Большое кино | страница 69
— То есть удрала с собственного прощального приема, ни с кем не попрощавшись?
— Да. Она заколотила досками двери и окна своей квартирки в цветочном квартале, а все тридцать шесть картин, которые втайне написала за последние два года, оставила одному из своих любовников.
— Кто же он?
— Месье Верньер-Планк — скромный с виду, но предприимчивый швейцарский бизнесмен. Желающие полюбоваться ранней Рейсом, да и вообще любыми ее произведениями, обращаются к нему — вот уже на протяжении сорока лет он остается ее эксклюзивным агентом.
— Значит, в мире существует еще истинная преданность…
— Скорее, большие барыши. Знаете, сколько сейчас дают за ее полотна с цветами? Но сама Китсия их ненавидит. Она считает, что людям они нравятся по ложной причине, а именно — своей красотой.
— Очень на нее похоже.
— В моем доме в Миллбруке есть несколько ее работ периода Сен-Луи. С удовольствием вам их продемонстрирую, если соберетесь как-нибудь ко мне заглянуть.
Либерти вспыхнула.
— Может быть, на сей раз вы будете так любезны и позволите мне ознакомиться со своей статьей до того, как она будет напечатана?
Так вот куда он клонит!
— Сначала закончите свой рассказ. Что за история с верблюдом?

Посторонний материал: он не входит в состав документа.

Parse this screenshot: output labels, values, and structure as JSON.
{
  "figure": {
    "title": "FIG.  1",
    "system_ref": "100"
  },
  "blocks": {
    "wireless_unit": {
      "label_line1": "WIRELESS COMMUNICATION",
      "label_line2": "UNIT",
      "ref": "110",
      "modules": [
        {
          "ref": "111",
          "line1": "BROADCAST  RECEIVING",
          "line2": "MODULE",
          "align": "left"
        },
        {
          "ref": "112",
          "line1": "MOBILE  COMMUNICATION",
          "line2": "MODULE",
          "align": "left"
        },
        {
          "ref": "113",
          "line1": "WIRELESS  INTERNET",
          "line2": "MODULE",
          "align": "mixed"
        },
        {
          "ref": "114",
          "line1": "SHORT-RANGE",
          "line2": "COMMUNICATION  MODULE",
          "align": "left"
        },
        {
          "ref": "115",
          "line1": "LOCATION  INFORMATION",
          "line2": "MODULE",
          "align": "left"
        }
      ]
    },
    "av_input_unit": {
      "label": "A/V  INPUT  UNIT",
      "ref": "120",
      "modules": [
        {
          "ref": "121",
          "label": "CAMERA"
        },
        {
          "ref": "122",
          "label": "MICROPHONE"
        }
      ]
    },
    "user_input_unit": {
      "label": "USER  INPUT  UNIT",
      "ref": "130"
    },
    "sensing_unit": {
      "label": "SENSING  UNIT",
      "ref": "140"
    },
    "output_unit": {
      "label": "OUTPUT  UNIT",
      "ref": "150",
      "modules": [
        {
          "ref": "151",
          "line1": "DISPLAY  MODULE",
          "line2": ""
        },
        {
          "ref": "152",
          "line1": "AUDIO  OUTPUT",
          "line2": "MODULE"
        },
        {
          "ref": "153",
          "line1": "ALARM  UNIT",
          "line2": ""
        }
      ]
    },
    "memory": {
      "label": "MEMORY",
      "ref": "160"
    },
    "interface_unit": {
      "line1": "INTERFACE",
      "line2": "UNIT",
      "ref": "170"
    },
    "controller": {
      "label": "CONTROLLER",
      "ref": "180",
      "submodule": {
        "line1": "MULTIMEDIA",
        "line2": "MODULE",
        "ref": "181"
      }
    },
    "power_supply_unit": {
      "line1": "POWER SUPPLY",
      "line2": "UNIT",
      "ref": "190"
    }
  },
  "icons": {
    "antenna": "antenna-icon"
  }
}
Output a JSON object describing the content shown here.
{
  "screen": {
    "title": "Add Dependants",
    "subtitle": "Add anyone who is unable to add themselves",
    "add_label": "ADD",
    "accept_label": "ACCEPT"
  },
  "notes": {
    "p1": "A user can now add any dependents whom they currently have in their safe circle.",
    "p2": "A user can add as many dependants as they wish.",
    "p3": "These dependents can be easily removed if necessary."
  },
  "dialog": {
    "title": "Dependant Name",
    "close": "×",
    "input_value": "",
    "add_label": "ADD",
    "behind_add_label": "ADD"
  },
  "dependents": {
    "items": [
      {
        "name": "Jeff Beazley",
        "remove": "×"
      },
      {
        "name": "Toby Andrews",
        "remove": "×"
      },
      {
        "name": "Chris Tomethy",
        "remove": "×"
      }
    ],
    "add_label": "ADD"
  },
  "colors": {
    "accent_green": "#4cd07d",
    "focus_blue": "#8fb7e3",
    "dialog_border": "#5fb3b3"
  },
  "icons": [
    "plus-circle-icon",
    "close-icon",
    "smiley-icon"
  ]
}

— Уйдя с той вечеринки, Китсия села в Восточный экспресс и отправилась в Багдад, а оттуда — на Звар, где поселилась среди погонщиков верблюдов.
— И с тех пор так и не появлялась во Франции?
Арчер загадочно посмотрел на нее и засмеялся:
— В нашей семье она вовсе не воспринималась как отшельница, уж поверьте мне. Она прибыла на Звар с тринадцатью сундуками, двенадцать из которых были отправлены в гарем эмира в качестве подарков от Китсии Репсом тридцати пяти его женам.
— Настоящий гарем? Паранджи, евнухи, сказки «Тысячи и одной ночи» наяву?
— Именно. Представьте себе, как эти средневековые создания принимали изделия от Диора и Шанель… Еще до того как она бросила Париж, Китсия была там одной из самых модных дам.
— Наверное, эмир и его женушки были на седьмом небе от счастья?
— Напротив. — Он усмехнулся. — Эмир прислал к моему отцу в офис гонца и потребовал объяснений, так как был до крайности возмущен тем, что его жены разоделись, как европейские блудницы, а родная сестрица отца бродит по базару в лохмотьях, словно двенадцатилетний мальчишка, и курит с местными торговцами гашиш.
— Я вижу, она не тратила времени даром.
— Отыскав какого-нибудь особенно живописного старика араба, она тащила его к себе в дом и часами писала его портрет, забывая обо всем на свете… Понятно, цветы оказались преданы забвению. Моя мать была в ужасе.